There is a collusion between corporations and government to deal with "the Indian problem". In essence, the intentions, and even many of the methods, of the corporate state are no different than it was during the heyday of colonialism in Canada. In my view, we are not in a post-colonial period, we are still in the midst of it. The code of conduct put forward by this society by its actions and omissions with respect to Aboriginal peoples is clearly a colonialist morality. It reminds of an old truth: if you want to know by what morals or code of ethics someone lives by, look at their actions, not what they say.

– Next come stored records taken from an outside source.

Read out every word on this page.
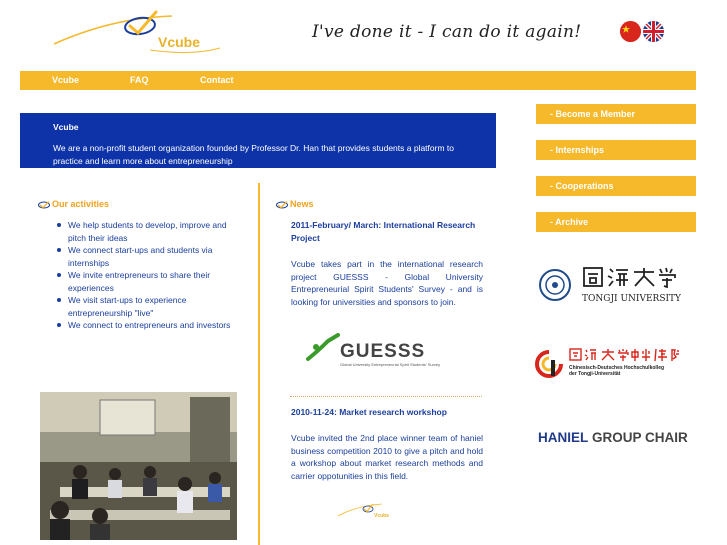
Vcube	I've done it - I can do it again!
Vcube	FAQ	Contact
Vcube
We are a non-profit student organization founded by Professor Dr. Han that provides students a platform to practice and learn more about entrepreneurship
- Become a Member
- Internships
- Cooperations
- Archive
TONGJI UNIVERSITY
Chinesisch-Deutsches Hochschulkolleg
der Tongji-Universität
HANIEL GROUP CHAIR
Our activities
We help students to develop, improve and pitch their ideas
We connect start-ups and students via internships
We invite entrepreneurs to share their experiences
We visit start-ups to experience entrepreneurship "live"
We connect to entrepreneurs and investors
News
2011-February/ March: International Research Project
Vcube takes part in the international research project GUESSS - Global University Entrepreneurial Spirit Students' Survey - and is looking for universities and sponsors to join.
GUESSS
Global University Entrepreneurial Spirit Students' Survey
2010-11-24: Market research workshop
Vcube invited the 2nd place winner team of haniel business competition 2010 to give a pitch and hold a workshop about market research methods and carrier oppotunities in this field.
Vcube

The cruel irony of it all is that First Nations were growing vegetables on Turtle Island long before white people became aware of North America. Squash, pumpkins, beans, corn, Jerusalem artichokes, even wild potatoes and onions, and all sorts of berries were nurtured and gathered here prior to "discovery". And, they were shared, along with wild game, with scurvy-ridden "discoverers" and other white settlers, so primitive to this land that they would not have been able to survive. Maybe the corporate state doesn't want First Nations to use their territory to grow healthy food so they can use the land for more resource exploitation or store uranium waste. Maybe they don't want Aboriginal people to get healthy and become self-reliant so that they continue to be dependent, so that movements such as Idle No More will not get full momentum. Maybe traditional culture of indigenous peoples is a threat to the status quo economy and power arrangements. Maybe there are too many people who would lose their position of privilege if First Nations actually demonstrated that they could be successful using their own land and become self-sufficient and healthy. Definitely maybe.